Pilot programs and implementation efforts followed, and updated guidance for safe AI use in TK-12 classrooms was released last year. The guidance aimed to support school districts through training resources and policy frameworks designed to help educators manage the new technology responsibly.

But California’s system of local control means that individual school districts ultimately craft and enforce their own policies. According to Christian Pinedo of The AI Education Project, who serves on the state’s AI working group, that structure can lead to inconsistent safeguards across districts.

“Each individual school board creates their own policies,” Pinedo explained, noting that statewide organizations can only provide recommendations rather than enforce uniform standards.

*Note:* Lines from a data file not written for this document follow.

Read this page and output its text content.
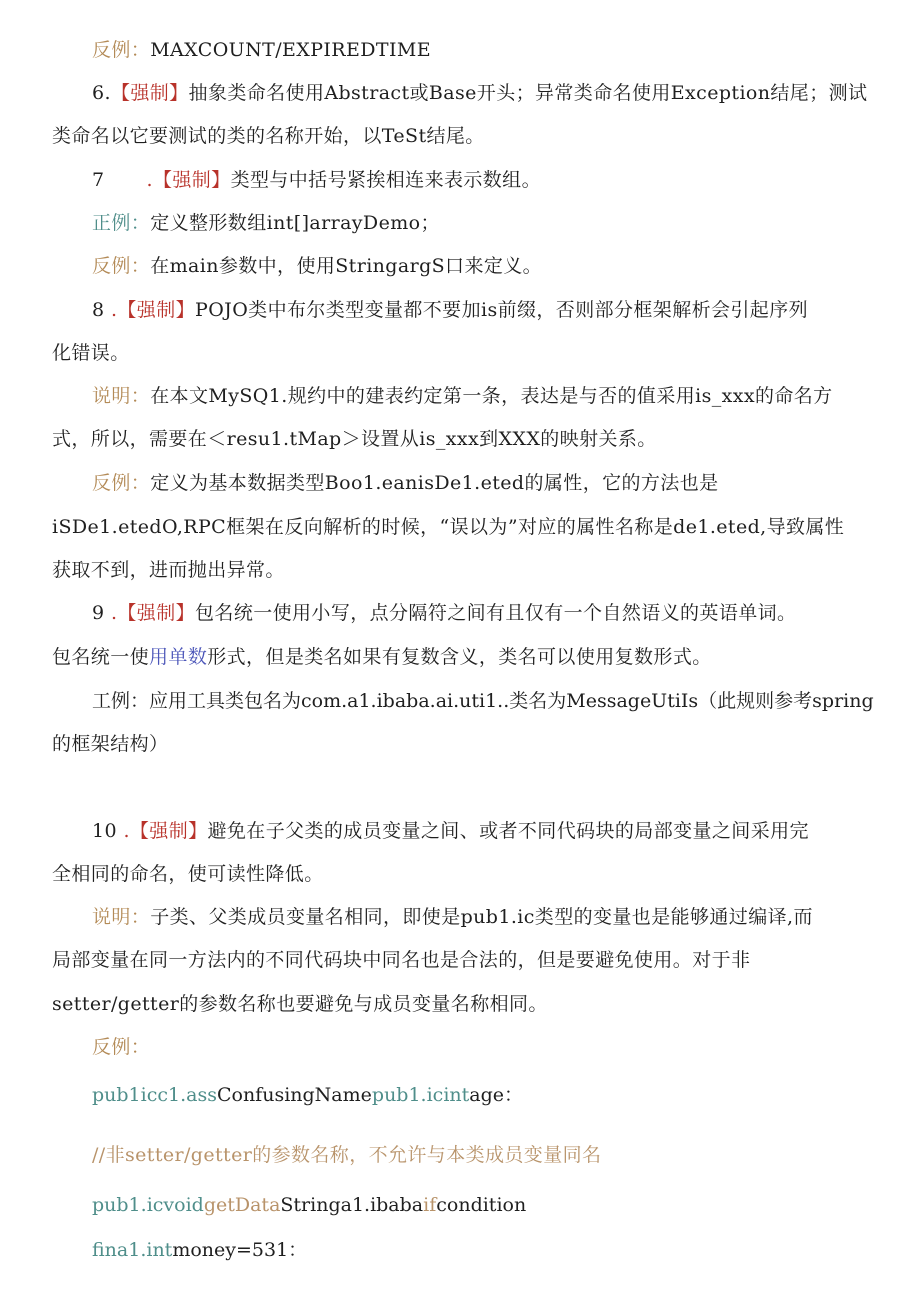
反例：MAXCOUNT/EXPIREDTIME
6.【强制】抽象类命名使用Abstract或Base开头；异常类命名使用Exception结尾；测试
类命名以它要测试的类的名称开始，以TeSt结尾。
7 .【强制】类型与中括号紧挨相连来表示数组。
正例：定义整形数组int[]arrayDemo；
反例：在main参数中，使用StringargS口来定义。
8 .【强制】POJO类中布尔类型变量都不要加is前缀，否则部分框架解析会引起序列
化错误。
说明：在本文MySQ1.规约中的建表约定第一条，表达是与否的值采用is_xxx的命名方
式，所以，需要在＜resu1.tMap＞设置从is_xxx到XXX的映射关系。
反例：定义为基本数据类型Boo1.eanisDe1.eted的属性，它的方法也是
iSDe1.etedO,RPC框架在反向解析的时候，“误以为”对应的属性名称是de1.eted,导致属性
获取不到，进而抛出异常。
9 .【强制】包名统一使用小写，点分隔符之间有且仅有一个自然语义的英语单词。
包名统一使用单数形式，但是类名如果有复数含义，类名可以使用复数形式。
工例：应用工具类包名为com.a1.ibaba.ai.uti1..类名为MessageUtiIs（此规则参考spring
的框架结构）
10 .【强制】避免在子父类的成员变量之间、或者不同代码块的局部变量之间采用完
全相同的命名，使可读性降低。
说明：子类、父类成员变量名相同，即使是pub1.ic类型的变量也是能够通过编译,而
局部变量在同一方法内的不同代码块中同名也是合法的，但是要避免使用。对于非
setter/getter的参数名称也要避免与成员变量名称相同。
反例：
pub1icc1.assConfusingNamepub1.icintage：
//非setter/getter的参数名称，不允许与本类成员变量同名
pub1.icvoidgetDataStringa1.ibabaifcondition
fina1.intmoney=531：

That gap between policy and practice appears to be at the heart of the LAUSD controversy. The district’s own policy states that students must be at least 13 years old to use generative AI tools and must complete digital citizenship training beforehand. Yet parents say AI-related activities have been promoted across a wide range of grade levels.

Julie pointed to a district-wide “Hour of AI” activity held at the end of the last school year, in which K–12 students were encouraged to participate in an exercise through code.org involving choreographed dance creation. She chose to opt her kindergartner out but questioned how such initiatives align with the district’s stated age restrictions.

Experts in AI education say the situation highlights the importance of careful supervision. Amy Eguchi, a computer science education professor at the University of California, San Diego, emphasized that elementary school students should not be left alone with generative AI tools.

“We don’t recommend elementary school teachers let their students use AI tools without adult supervision,” Eguchi said.

She added that image-generation systems like Adobe Firefly rely heavily on how prompts are written. If instructions are vague or incomplete, the AI may produce unexpected results, a phenomenon often summarized in computing as “garbage in, garbage out.”

Still, critics argue that expecting young children to craft precise prompts places an unfair burden on students rather than the technology itself. Julie noted that the prompt entered by the fourth grader was simple and clearly related to the assignment.

“Tell me what about that prompt asked for the result that it got,” she said, pushing back against suggestions that the child was responsible for the outcome.